History had told us of the creation of this unique plaything of the capricious Queen, but we had thought of it as a thing of the past, a toy whose fragile beauty had been wrecked by the rude blows of the Revolution. The matter-of-fact and unromantic Baedeker, it is true, gives it half a line. After devoting pages to the Chateau, its grounds, pictures, and statues, and detailing exhaustively the riches of the Trianons, he blandly mentions the gardens of the Petit Trianon as containing “some fine exotic trees, an artificial lake, a Temple of Love, and a hamlet where the Court ladies played at peasant life.”

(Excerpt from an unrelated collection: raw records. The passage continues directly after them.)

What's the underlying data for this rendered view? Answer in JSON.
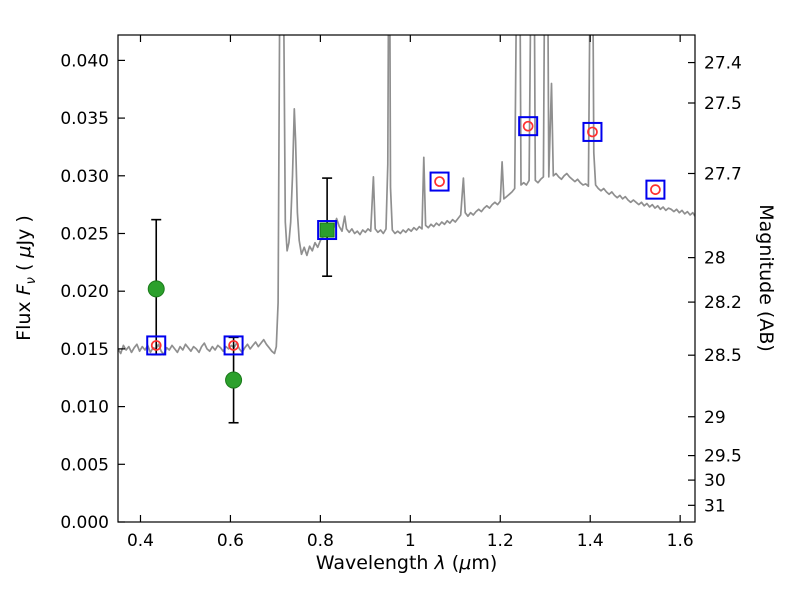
{
  "figure": {
    "background": "#ffffff"
  },
  "chart_data": {
    "type": "line+scatter",
    "title": "",
    "xlabel_parts": {
      "prefix": "Wavelength ",
      "lambda": "λ",
      "open": " (",
      "mu": "μ",
      "close": "m)"
    },
    "ylabel_left_parts": {
      "prefix": "Flux ",
      "sym": "F",
      "sub": "ν",
      "unit_open": " ( ",
      "mu": "μ",
      "unit_close": "Jy )"
    },
    "ylabel_right": "Magnitude (AB)",
    "x_range": [
      0.35,
      1.633
    ],
    "y_range": [
      0.0,
      0.0422
    ],
    "mag_zero_point": 23.9,
    "grid": false,
    "legend": "none",
    "x_ticks": [
      {
        "v": 0.4,
        "label": "0.4"
      },
      {
        "v": 0.6,
        "label": "0.6"
      },
      {
        "v": 0.8,
        "label": "0.8"
      },
      {
        "v": 1.0,
        "label": "1"
      },
      {
        "v": 1.2,
        "label": "1.2"
      },
      {
        "v": 1.4,
        "label": "1.4"
      },
      {
        "v": 1.6,
        "label": "1.6"
      }
    ],
    "y_ticks_left": [
      {
        "v": 0.0,
        "label": "0.000"
      },
      {
        "v": 0.005,
        "label": "0.005"
      },
      {
        "v": 0.01,
        "label": "0.010"
      },
      {
        "v": 0.015,
        "label": "0.015"
      },
      {
        "v": 0.02,
        "label": "0.020"
      },
      {
        "v": 0.025,
        "label": "0.025"
      },
      {
        "v": 0.03,
        "label": "0.030"
      },
      {
        "v": 0.035,
        "label": "0.035"
      },
      {
        "v": 0.04,
        "label": "0.040"
      }
    ],
    "y_ticks_right": [
      {
        "mag": 27.4,
        "label": "27.4"
      },
      {
        "mag": 27.5,
        "label": "27.5"
      },
      {
        "mag": 27.7,
        "label": "27.7"
      },
      {
        "mag": 28.0,
        "label": "28"
      },
      {
        "mag": 28.2,
        "label": "28.2"
      },
      {
        "mag": 28.5,
        "label": "28.5"
      },
      {
        "mag": 29.0,
        "label": "29"
      },
      {
        "mag": 29.5,
        "label": "29.5"
      },
      {
        "mag": 30.0,
        "label": "30"
      },
      {
        "mag": 31.0,
        "label": "31"
      }
    ],
    "colors": {
      "spectrum": "#8f8f8f",
      "error_bar": "#000000",
      "green_marker": "#2ca02c",
      "green_edge": "#1a7a1a",
      "blue_square": "#0000ee",
      "red_marker": "#ff3030",
      "axis": "#000000"
    },
    "marker_sizes": {
      "square_half": 9,
      "circle_r": 8,
      "green_square_half": 7,
      "red_r": 4.5,
      "cap_half": 5
    },
    "green_points": [
      {
        "x": 0.435,
        "y": 0.0202,
        "ylo": 0.0145,
        "yhi": 0.0262,
        "marker": "circle"
      },
      {
        "x": 0.607,
        "y": 0.0123,
        "ylo": 0.0086,
        "yhi": 0.016,
        "marker": "circle"
      },
      {
        "x": 0.815,
        "y": 0.0253,
        "ylo": 0.0213,
        "yhi": 0.0298,
        "marker": "square"
      }
    ],
    "blue_squares": [
      {
        "x": 0.435,
        "y": 0.0153,
        "red": true
      },
      {
        "x": 0.607,
        "y": 0.0153,
        "red": true
      },
      {
        "x": 0.815,
        "y": 0.0253,
        "red": false
      },
      {
        "x": 1.065,
        "y": 0.0295,
        "red": true
      },
      {
        "x": 1.262,
        "y": 0.0343,
        "red": true
      },
      {
        "x": 1.405,
        "y": 0.0338,
        "red": true
      },
      {
        "x": 1.545,
        "y": 0.0288,
        "red": true
      }
    ],
    "spectrum": [
      [
        0.35,
        0.015
      ],
      [
        0.356,
        0.0146
      ],
      [
        0.362,
        0.0153
      ],
      [
        0.368,
        0.0149
      ],
      [
        0.374,
        0.0152
      ],
      [
        0.38,
        0.0147
      ],
      [
        0.386,
        0.0151
      ],
      [
        0.392,
        0.0154
      ],
      [
        0.398,
        0.0148
      ],
      [
        0.404,
        0.0152
      ],
      [
        0.41,
        0.0149
      ],
      [
        0.416,
        0.0153
      ],
      [
        0.422,
        0.0147
      ],
      [
        0.428,
        0.0151
      ],
      [
        0.434,
        0.015
      ],
      [
        0.44,
        0.0154
      ],
      [
        0.446,
        0.0148
      ],
      [
        0.452,
        0.0145
      ],
      [
        0.458,
        0.0151
      ],
      [
        0.464,
        0.0149
      ],
      [
        0.47,
        0.0153
      ],
      [
        0.476,
        0.015
      ],
      [
        0.482,
        0.0147
      ],
      [
        0.488,
        0.0152
      ],
      [
        0.494,
        0.0149
      ],
      [
        0.5,
        0.0154
      ],
      [
        0.506,
        0.0151
      ],
      [
        0.512,
        0.0148
      ],
      [
        0.518,
        0.0152
      ],
      [
        0.524,
        0.015
      ],
      [
        0.53,
        0.0147
      ],
      [
        0.536,
        0.0152
      ],
      [
        0.542,
        0.0155
      ],
      [
        0.548,
        0.015
      ],
      [
        0.554,
        0.0148
      ],
      [
        0.56,
        0.0152
      ],
      [
        0.566,
        0.0149
      ],
      [
        0.572,
        0.0153
      ],
      [
        0.578,
        0.0151
      ],
      [
        0.584,
        0.0148
      ],
      [
        0.59,
        0.0152
      ],
      [
        0.596,
        0.015
      ],
      [
        0.602,
        0.0153
      ],
      [
        0.608,
        0.0151
      ],
      [
        0.614,
        0.0155
      ],
      [
        0.62,
        0.015
      ],
      [
        0.626,
        0.0147
      ],
      [
        0.632,
        0.0151
      ],
      [
        0.638,
        0.0154
      ],
      [
        0.644,
        0.015
      ],
      [
        0.65,
        0.0153
      ],
      [
        0.656,
        0.0156
      ],
      [
        0.662,
        0.0152
      ],
      [
        0.668,
        0.0155
      ],
      [
        0.674,
        0.0158
      ],
      [
        0.68,
        0.0154
      ],
      [
        0.686,
        0.0151
      ],
      [
        0.692,
        0.0148
      ],
      [
        0.698,
        0.0146
      ],
      [
        0.702,
        0.0152
      ],
      [
        0.706,
        0.019
      ],
      [
        0.71,
        0.048
      ],
      [
        0.714,
        0.06
      ],
      [
        0.718,
        0.047
      ],
      [
        0.722,
        0.026
      ],
      [
        0.726,
        0.0235
      ],
      [
        0.73,
        0.0242
      ],
      [
        0.734,
        0.026
      ],
      [
        0.738,
        0.03
      ],
      [
        0.742,
        0.0358
      ],
      [
        0.745,
        0.033
      ],
      [
        0.749,
        0.0268
      ],
      [
        0.753,
        0.0244
      ],
      [
        0.758,
        0.0232
      ],
      [
        0.764,
        0.0238
      ],
      [
        0.77,
        0.0231
      ],
      [
        0.776,
        0.0239
      ],
      [
        0.782,
        0.0235
      ],
      [
        0.788,
        0.0242
      ],
      [
        0.794,
        0.0238
      ],
      [
        0.8,
        0.0244
      ],
      [
        0.806,
        0.0247
      ],
      [
        0.812,
        0.025
      ],
      [
        0.818,
        0.0253
      ],
      [
        0.824,
        0.025
      ],
      [
        0.83,
        0.0255
      ],
      [
        0.836,
        0.0263
      ],
      [
        0.842,
        0.0256
      ],
      [
        0.848,
        0.0252
      ],
      [
        0.854,
        0.0265
      ],
      [
        0.858,
        0.0254
      ],
      [
        0.864,
        0.0251
      ],
      [
        0.87,
        0.0254
      ],
      [
        0.876,
        0.025
      ],
      [
        0.882,
        0.0252
      ],
      [
        0.888,
        0.0249
      ],
      [
        0.894,
        0.0253
      ],
      [
        0.9,
        0.0251
      ],
      [
        0.906,
        0.0254
      ],
      [
        0.912,
        0.0252
      ],
      [
        0.918,
        0.0299
      ],
      [
        0.922,
        0.0254
      ],
      [
        0.928,
        0.0251
      ],
      [
        0.934,
        0.0253
      ],
      [
        0.94,
        0.025
      ],
      [
        0.946,
        0.0254
      ],
      [
        0.95,
        0.031
      ],
      [
        0.953,
        0.06
      ],
      [
        0.956,
        0.029
      ],
      [
        0.96,
        0.0253
      ],
      [
        0.966,
        0.025
      ],
      [
        0.972,
        0.0252
      ],
      [
        0.978,
        0.025
      ],
      [
        0.984,
        0.0253
      ],
      [
        0.99,
        0.0251
      ],
      [
        0.996,
        0.0254
      ],
      [
        1.002,
        0.0252
      ],
      [
        1.008,
        0.0255
      ],
      [
        1.014,
        0.0253
      ],
      [
        1.02,
        0.0256
      ],
      [
        1.026,
        0.0254
      ],
      [
        1.03,
        0.0316
      ],
      [
        1.034,
        0.0257
      ],
      [
        1.04,
        0.0255
      ],
      [
        1.046,
        0.0258
      ],
      [
        1.052,
        0.0256
      ],
      [
        1.058,
        0.0259
      ],
      [
        1.064,
        0.0257
      ],
      [
        1.07,
        0.026
      ],
      [
        1.076,
        0.0258
      ],
      [
        1.082,
        0.0261
      ],
      [
        1.088,
        0.0259
      ],
      [
        1.094,
        0.0262
      ],
      [
        1.1,
        0.026
      ],
      [
        1.106,
        0.0263
      ],
      [
        1.112,
        0.0266
      ],
      [
        1.118,
        0.0298
      ],
      [
        1.122,
        0.0268
      ],
      [
        1.128,
        0.0265
      ],
      [
        1.134,
        0.0268
      ],
      [
        1.14,
        0.0266
      ],
      [
        1.146,
        0.0269
      ],
      [
        1.152,
        0.0271
      ],
      [
        1.158,
        0.0269
      ],
      [
        1.164,
        0.0272
      ],
      [
        1.17,
        0.0274
      ],
      [
        1.176,
        0.0272
      ],
      [
        1.182,
        0.0275
      ],
      [
        1.188,
        0.0277
      ],
      [
        1.194,
        0.0275
      ],
      [
        1.2,
        0.0278
      ],
      [
        1.204,
        0.0312
      ],
      [
        1.208,
        0.028
      ],
      [
        1.214,
        0.0282
      ],
      [
        1.22,
        0.0284
      ],
      [
        1.226,
        0.0286
      ],
      [
        1.232,
        0.0289
      ],
      [
        1.238,
        0.055
      ],
      [
        1.242,
        0.06
      ],
      [
        1.246,
        0.0292
      ],
      [
        1.252,
        0.0294
      ],
      [
        1.258,
        0.0292
      ],
      [
        1.264,
        0.0296
      ],
      [
        1.27,
        0.055
      ],
      [
        1.274,
        0.06
      ],
      [
        1.278,
        0.0296
      ],
      [
        1.284,
        0.0294
      ],
      [
        1.29,
        0.0297
      ],
      [
        1.296,
        0.0299
      ],
      [
        1.3,
        0.056
      ],
      [
        1.304,
        0.06
      ],
      [
        1.308,
        0.0299
      ],
      [
        1.314,
        0.038
      ],
      [
        1.318,
        0.03
      ],
      [
        1.324,
        0.0302
      ],
      [
        1.33,
        0.0299
      ],
      [
        1.336,
        0.0297
      ],
      [
        1.342,
        0.03
      ],
      [
        1.348,
        0.0302
      ],
      [
        1.354,
        0.0299
      ],
      [
        1.36,
        0.0297
      ],
      [
        1.366,
        0.0295
      ],
      [
        1.372,
        0.0297
      ],
      [
        1.378,
        0.0294
      ],
      [
        1.384,
        0.0292
      ],
      [
        1.39,
        0.0293
      ],
      [
        1.396,
        0.0291
      ],
      [
        1.4,
        0.048
      ],
      [
        1.404,
        0.06
      ],
      [
        1.408,
        0.032
      ],
      [
        1.412,
        0.0292
      ],
      [
        1.418,
        0.0289
      ],
      [
        1.424,
        0.0287
      ],
      [
        1.43,
        0.0289
      ],
      [
        1.436,
        0.0286
      ],
      [
        1.442,
        0.0284
      ],
      [
        1.448,
        0.0286
      ],
      [
        1.454,
        0.0283
      ],
      [
        1.46,
        0.0281
      ],
      [
        1.466,
        0.0283
      ],
      [
        1.472,
        0.028
      ],
      [
        1.478,
        0.0282
      ],
      [
        1.484,
        0.0279
      ],
      [
        1.49,
        0.0277
      ],
      [
        1.496,
        0.0279
      ],
      [
        1.502,
        0.0277
      ],
      [
        1.508,
        0.0275
      ],
      [
        1.514,
        0.0277
      ],
      [
        1.52,
        0.0274
      ],
      [
        1.526,
        0.0276
      ],
      [
        1.532,
        0.0273
      ],
      [
        1.538,
        0.0275
      ],
      [
        1.544,
        0.0272
      ],
      [
        1.55,
        0.0274
      ],
      [
        1.556,
        0.0271
      ],
      [
        1.562,
        0.0273
      ],
      [
        1.568,
        0.027
      ],
      [
        1.574,
        0.0272
      ],
      [
        1.58,
        0.0271
      ],
      [
        1.586,
        0.0269
      ],
      [
        1.592,
        0.0271
      ],
      [
        1.598,
        0.0268
      ],
      [
        1.604,
        0.027
      ],
      [
        1.61,
        0.0267
      ],
      [
        1.616,
        0.0269
      ],
      [
        1.622,
        0.0266
      ],
      [
        1.628,
        0.0268
      ],
      [
        1.633,
        0.0265
      ]
    ]
  }
}
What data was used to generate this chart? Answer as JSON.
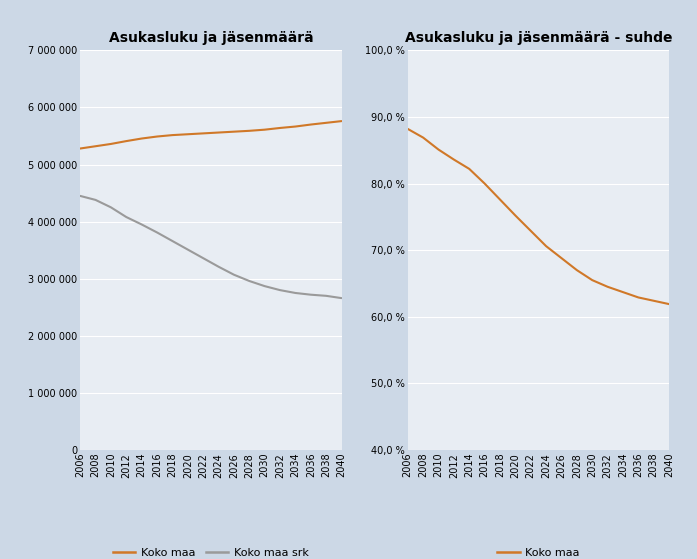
{
  "title1": "Asukasluku ja jäsenmäärä",
  "title2": "Asukasluku ja jäsenmäärä - suhde",
  "years": [
    2006,
    2008,
    2010,
    2012,
    2014,
    2016,
    2018,
    2020,
    2022,
    2024,
    2026,
    2028,
    2030,
    2032,
    2034,
    2036,
    2038,
    2040
  ],
  "koko_maa": [
    5280000,
    5320000,
    5360000,
    5410000,
    5455000,
    5490000,
    5515000,
    5530000,
    5545000,
    5560000,
    5575000,
    5590000,
    5610000,
    5640000,
    5665000,
    5700000,
    5730000,
    5760000
  ],
  "koko_maa_srk": [
    4450000,
    4380000,
    4250000,
    4080000,
    3950000,
    3810000,
    3660000,
    3510000,
    3360000,
    3210000,
    3070000,
    2960000,
    2870000,
    2800000,
    2750000,
    2720000,
    2700000,
    2660000
  ],
  "suhde": [
    0.882,
    0.869,
    0.851,
    0.836,
    0.822,
    0.8,
    0.776,
    0.752,
    0.729,
    0.706,
    0.688,
    0.67,
    0.655,
    0.645,
    0.637,
    0.629,
    0.624,
    0.619
  ],
  "color_orange": "#d07828",
  "color_gray": "#9a9a9a",
  "bg_color": "#ccd8e6",
  "plot_bg": "#e8edf3",
  "ylim1": [
    0,
    7000000
  ],
  "ylim2": [
    0.4,
    1.0
  ],
  "yticks1": [
    0,
    1000000,
    2000000,
    3000000,
    4000000,
    5000000,
    6000000,
    7000000
  ],
  "yticks1_labels": [
    "0",
    "1 000 000",
    "2 000 000",
    "3 000 000",
    "4 000 000",
    "5 000 000",
    "6 000 000",
    "7 000 000"
  ],
  "yticks2": [
    0.4,
    0.5,
    0.6,
    0.7,
    0.8,
    0.9,
    1.0
  ],
  "yticks2_labels": [
    "40,0 %",
    "50,0 %",
    "60,0 %",
    "70,0 %",
    "80,0 %",
    "90,0 %",
    "100,0 %"
  ],
  "legend1_labels": [
    "Koko maa",
    "Koko maa srk"
  ],
  "legend2_labels": [
    "Koko maa"
  ],
  "title_fontsize": 10,
  "tick_fontsize": 7,
  "legend_fontsize": 8
}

It is doubtful whether ten out of every hundred tourists who, Baedeker in hand, wander conscientiously over the grand Chateau—Palace, alas! no longer—ever notice the concluding words, or, reading its lukewarm recommendation, deem the hamlet worthy of a visit. The Chateau is an immense building crammed with artistic achievements, and by the time the sightseer of ordinary capacity has seen a tenth of the pictures, a third of the sculpture, and a half of the fountains, his endurance, if not all his patience, is exhausted.
I must acknowledge that we, too, had visited Versailles without discovering that the hameau still existed; so to chance upon it in the sunset glow of that winter evening seemed to carry us back to the time when the storm-cloud of the Revolution was yet no larger than a man’s hand; to the day when Louis XVI., making for once a graceful speech, presented the site to his wife, saying: “You love flowers. Ah! well, I have a bouquet for you—the Petit Trianon.” And his Queen, weary of the restrictions of Court ceremony—though it must be admitted that the willful Marie Antoinette ever declined to be hampered by convention—experiencing in her residence in the little house freedom from etiquette, pursued the novel pleasure to its furthest by commanding the erection in its grounds of a village wherein she might the better indulge her newly fledged fancy for make-believe rusticity.
About the pillars supporting the verandah-roof of the chief cottage and that of the wide balcony above, roses and vines twined lovingly. And though it was the first day of January, the rose foliage was yet green and bunches of shrivelled grapes clung to the vines. It was lovely then; yet a day or two later, when a heavy snowfall had cast a white mantle over the village, and the little lake was frozen hard, the scene seemed still more beautiful in its ghostly purity.